En effet les produits innovants ne participent en aucune manière à la richesse immédiate ou à long terme d'un pays : USA et Japon compris ....le Japon engrange encore des milliards de dollars grâce à l'exportation de véhicules ( 22 % ) , de matériel électrique ( 20 % ) et de machines ( 20 % ) !
La Chine premier atelier du monde a construit sa richesse sur la production et le travail à faible coût !...De Gaulle raillait déjà les Japonais et leur production de postes transistors !
la faiblesse française est celle de ses coûts de production ....les produits innovants ( transports à GV , nucléaire, aviation ...) constituent un investissement nécessaire , complémentaire mais largement insuffisant ......il est en effet plus facile de vendre des milliards de Tshirts , de souliers , de montres ......à 0?50 qu'une centrale à 2 milliards d'euros sur laquelle on ne gagne presque rien et dont la négociation prend 5 ans !
la France comme l'Occident ne ressusciteront que par une guerre commerciale qui inclut la taxation des produits à bas coûts sociaux ....
En effet l'innovation et la R et D qui nécessitent des années et des milliards de dollars sont offerts à la Chine en échange de contrats commerciaux !
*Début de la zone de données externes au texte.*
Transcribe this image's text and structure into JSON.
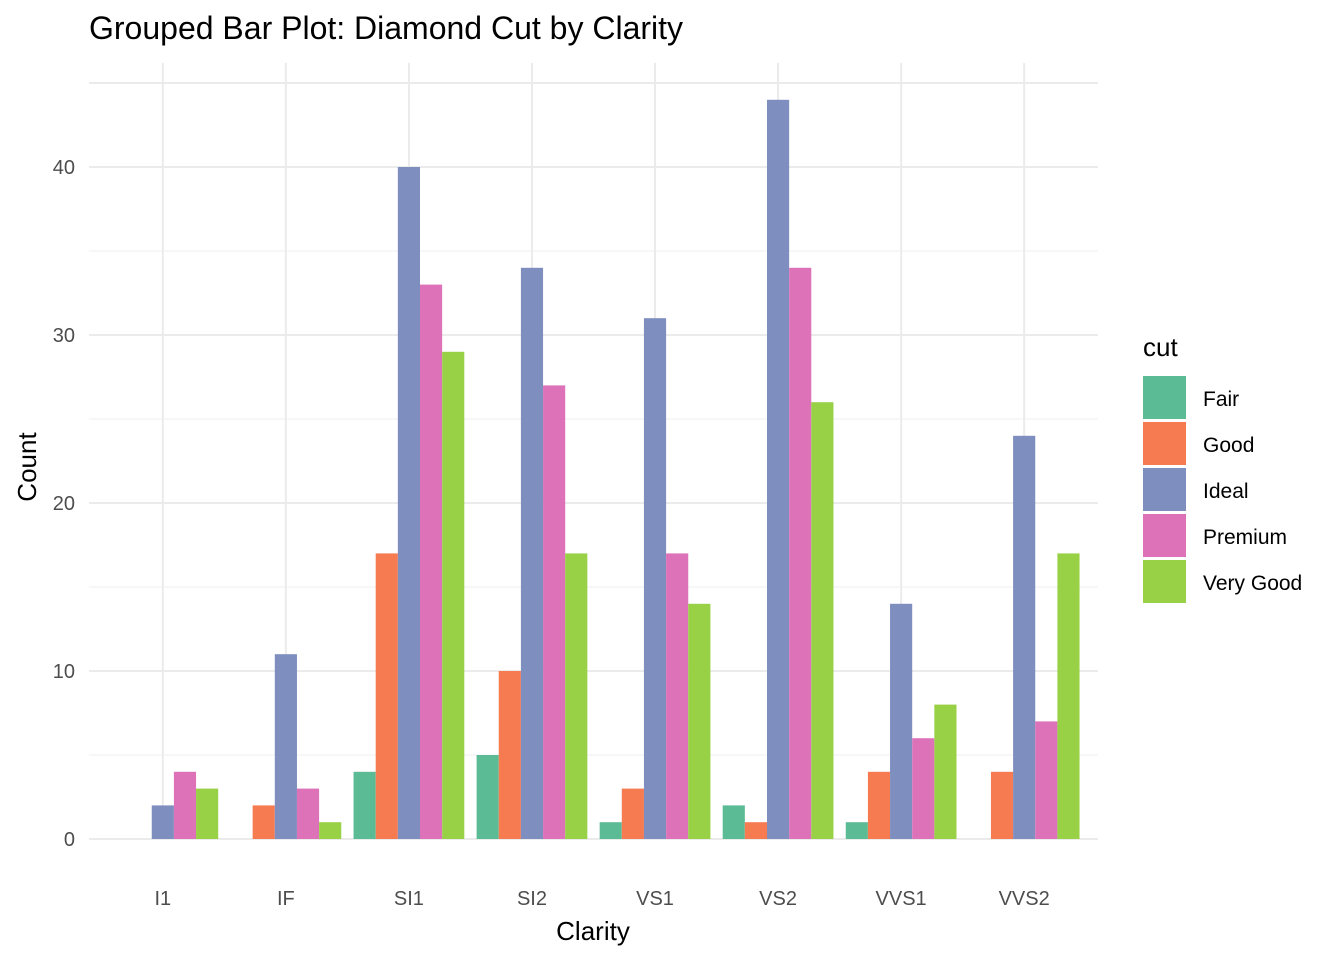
{
  "chart_data": {
    "type": "bar",
    "title": "Grouped Bar Plot: Diamond Cut by Clarity",
    "xlabel": "Clarity",
    "ylabel": "Count",
    "categories": [
      "I1",
      "IF",
      "SI1",
      "SI2",
      "VS1",
      "VS2",
      "VVS1",
      "VVS2"
    ],
    "y_ticks": [
      0,
      10,
      20,
      30,
      40
    ],
    "ylim": [
      0,
      45
    ],
    "grid": true,
    "legend": {
      "title": "cut",
      "position": "right"
    },
    "series": [
      {
        "name": "Fair",
        "color": "#5bbb95",
        "values": [
          0,
          0,
          4,
          5,
          1,
          2,
          1,
          0
        ]
      },
      {
        "name": "Good",
        "color": "#f77b51",
        "values": [
          0,
          2,
          17,
          10,
          3,
          1,
          4,
          4
        ]
      },
      {
        "name": "Ideal",
        "color": "#7d8ebf",
        "values": [
          2,
          11,
          40,
          34,
          31,
          44,
          14,
          24
        ]
      },
      {
        "name": "Premium",
        "color": "#dd72b9",
        "values": [
          4,
          3,
          33,
          27,
          17,
          34,
          6,
          7
        ]
      },
      {
        "name": "Very Good",
        "color": "#98d145",
        "values": [
          3,
          1,
          29,
          17,
          14,
          26,
          8,
          17
        ]
      }
    ]
  }
}
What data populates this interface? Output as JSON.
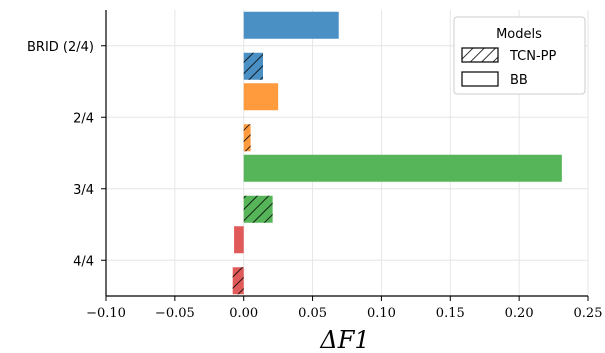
{
  "chart_data": {
    "type": "bar",
    "orientation": "horizontal",
    "categories": [
      "BRID (2/4)",
      "2/4",
      "3/4",
      "4/4"
    ],
    "series": [
      {
        "name": "BB",
        "hatched": false,
        "values": [
          0.069,
          0.025,
          0.231,
          -0.007
        ]
      },
      {
        "name": "TCN-PP",
        "hatched": true,
        "values": [
          0.014,
          0.005,
          0.021,
          -0.008
        ]
      }
    ],
    "colors": [
      "#4a90c4",
      "#ff9b3d",
      "#55b558",
      "#e05a5a"
    ],
    "xlabel": "ΔF1",
    "xlim": [
      -0.1,
      0.25
    ],
    "xticks": [
      "−0.10",
      "−0.05",
      "0.00",
      "0.05",
      "0.10",
      "0.15",
      "0.20",
      "0.25"
    ],
    "xtick_values": [
      -0.1,
      -0.05,
      0.0,
      0.05,
      0.1,
      0.15,
      0.2,
      0.25
    ],
    "grid": true,
    "legend": {
      "title": "Models",
      "position": "top-right",
      "entries": [
        {
          "label": "TCN-PP",
          "hatched": true
        },
        {
          "label": "BB",
          "hatched": false
        }
      ]
    }
  }
}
Tout le reste c'est peanuts !
a écrit le 15/10/2009 à 7:35 :
Il serait important que, dans leur politique d'achat, les collectivités publiques (à tous les niveaux) osent essayer les nouveaux services et produits des PME innovantes plutôt que de se contenter de solutions anciennes déjà prouvées, rassurantes certes, mais qui empêchent les PME de développer leurs marchés. Il vaut mieux un bon contrat qu'un simple crédit d'impôt. On se retrouve trop souvent dans la situation de sociétés soutenues par OSEO qui n'arrivent pas à percer sur les marchés publics en France. C'est un peu contradictoire, isn't it ? Saluons cependant les efforts des acteurs publics qui s'engagent dans le développement durable malgré les surcoûts. C'est comme cela qu'on verra se développer les marchés pour le plastique biodégradable, la valorisation non alimentaire des produits de l'agriculture, les technologies d'économies d'eau et d'énergie, etc.